To prosper, international cricketers must be able to adapt: to different pitches, opponents, weather conditions, match situations and variants of the sport. Hafeez isn’t succeeding because of a narrow, focused skill. He’s an all-round cricketer, who through Misbah’s understanding of his particular strengths and the opponents’ weak-spots is having one of his attributes deployed to telling effect. I have made the argument before that batsmen should bat in the order that suits the game situation not in an inflexible scorecard order. Similarly, cricket teams seeking the advantage in closely fought series should know which of their team is best suited to the challenge of the moment. That understanding may come from statistical analysis of past performance or from a nuanced appreciation of technical ability. By following predictable patterns of play – thirty overs of seam, followed by some spin, back to seam after intervals and again immediately when the new ball is available – teams won’t eke out those advantages.

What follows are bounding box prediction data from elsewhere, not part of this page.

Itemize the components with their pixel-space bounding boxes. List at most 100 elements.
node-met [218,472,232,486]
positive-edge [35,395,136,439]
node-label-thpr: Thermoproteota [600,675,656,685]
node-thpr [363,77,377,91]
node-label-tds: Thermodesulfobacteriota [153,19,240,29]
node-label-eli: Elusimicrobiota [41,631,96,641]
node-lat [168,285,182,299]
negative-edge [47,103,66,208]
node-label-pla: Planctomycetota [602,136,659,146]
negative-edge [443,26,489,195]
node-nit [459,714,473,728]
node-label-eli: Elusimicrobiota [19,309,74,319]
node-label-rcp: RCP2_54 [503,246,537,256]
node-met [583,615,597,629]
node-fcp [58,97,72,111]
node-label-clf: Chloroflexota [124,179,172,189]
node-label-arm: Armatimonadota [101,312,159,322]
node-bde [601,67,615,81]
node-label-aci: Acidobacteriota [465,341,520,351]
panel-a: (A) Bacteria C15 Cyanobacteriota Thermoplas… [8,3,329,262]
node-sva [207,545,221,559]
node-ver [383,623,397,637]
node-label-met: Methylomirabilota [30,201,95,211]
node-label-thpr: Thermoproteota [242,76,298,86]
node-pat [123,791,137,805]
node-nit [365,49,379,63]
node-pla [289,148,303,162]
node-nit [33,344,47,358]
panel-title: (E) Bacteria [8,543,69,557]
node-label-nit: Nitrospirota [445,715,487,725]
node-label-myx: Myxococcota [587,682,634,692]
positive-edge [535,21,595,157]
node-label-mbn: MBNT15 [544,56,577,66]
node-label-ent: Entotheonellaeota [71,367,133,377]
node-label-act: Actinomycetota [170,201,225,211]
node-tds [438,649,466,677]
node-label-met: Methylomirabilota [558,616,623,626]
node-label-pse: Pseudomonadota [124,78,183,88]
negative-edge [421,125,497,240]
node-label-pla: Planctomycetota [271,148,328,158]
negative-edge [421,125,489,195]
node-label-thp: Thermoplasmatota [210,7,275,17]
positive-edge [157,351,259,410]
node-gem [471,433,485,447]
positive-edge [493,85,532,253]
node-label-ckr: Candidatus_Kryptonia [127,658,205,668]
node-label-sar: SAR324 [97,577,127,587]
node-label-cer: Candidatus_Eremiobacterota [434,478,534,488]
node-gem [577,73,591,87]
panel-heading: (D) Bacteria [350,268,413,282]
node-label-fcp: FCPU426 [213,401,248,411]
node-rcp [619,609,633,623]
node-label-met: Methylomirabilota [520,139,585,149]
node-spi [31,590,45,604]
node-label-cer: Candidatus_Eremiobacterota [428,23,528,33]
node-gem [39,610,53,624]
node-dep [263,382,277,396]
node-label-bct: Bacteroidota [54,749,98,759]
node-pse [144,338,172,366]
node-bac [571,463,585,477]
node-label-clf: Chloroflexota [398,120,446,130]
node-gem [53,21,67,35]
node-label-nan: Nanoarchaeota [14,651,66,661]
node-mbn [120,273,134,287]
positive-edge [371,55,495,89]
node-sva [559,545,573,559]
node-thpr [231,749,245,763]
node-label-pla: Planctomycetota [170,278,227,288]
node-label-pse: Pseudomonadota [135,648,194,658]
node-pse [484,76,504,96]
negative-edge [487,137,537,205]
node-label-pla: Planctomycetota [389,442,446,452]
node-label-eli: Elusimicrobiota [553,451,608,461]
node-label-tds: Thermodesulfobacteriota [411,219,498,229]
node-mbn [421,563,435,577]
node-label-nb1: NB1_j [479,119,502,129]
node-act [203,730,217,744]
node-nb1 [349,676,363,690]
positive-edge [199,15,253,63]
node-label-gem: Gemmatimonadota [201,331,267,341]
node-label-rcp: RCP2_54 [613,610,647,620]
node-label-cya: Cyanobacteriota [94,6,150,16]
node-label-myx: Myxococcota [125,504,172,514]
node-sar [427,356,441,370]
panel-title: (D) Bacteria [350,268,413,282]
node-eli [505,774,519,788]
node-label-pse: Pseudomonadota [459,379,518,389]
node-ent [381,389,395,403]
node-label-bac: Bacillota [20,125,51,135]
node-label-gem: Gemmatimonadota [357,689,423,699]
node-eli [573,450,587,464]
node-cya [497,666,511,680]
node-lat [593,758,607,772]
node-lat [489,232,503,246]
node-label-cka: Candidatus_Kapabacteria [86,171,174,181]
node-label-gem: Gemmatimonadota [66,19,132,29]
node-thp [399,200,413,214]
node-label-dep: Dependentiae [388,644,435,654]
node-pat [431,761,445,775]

The ultra-specialisation of American sport doesn’t turn out to be a good analogy for Hafeez’s role. Those sports have squads of players available for use during each match, encouraging specialisation of function. Cricket teams need to (in a final borrowing from the States) cover all their bases with the 11 selected on the morning of the match. I think a better model comes from a completely different domain – medicine. Moving into the future, treatments for ill health won’t be determined merely by the diagnosis and the symptoms, but by an understanding of the genetic characteristics of the patient and so which pharmaceutical interventions are suited to the individual. Blockbuster drugs are being replaced by personalised medicine and we are watching Pakistan mete out some very personal medicine to the England team.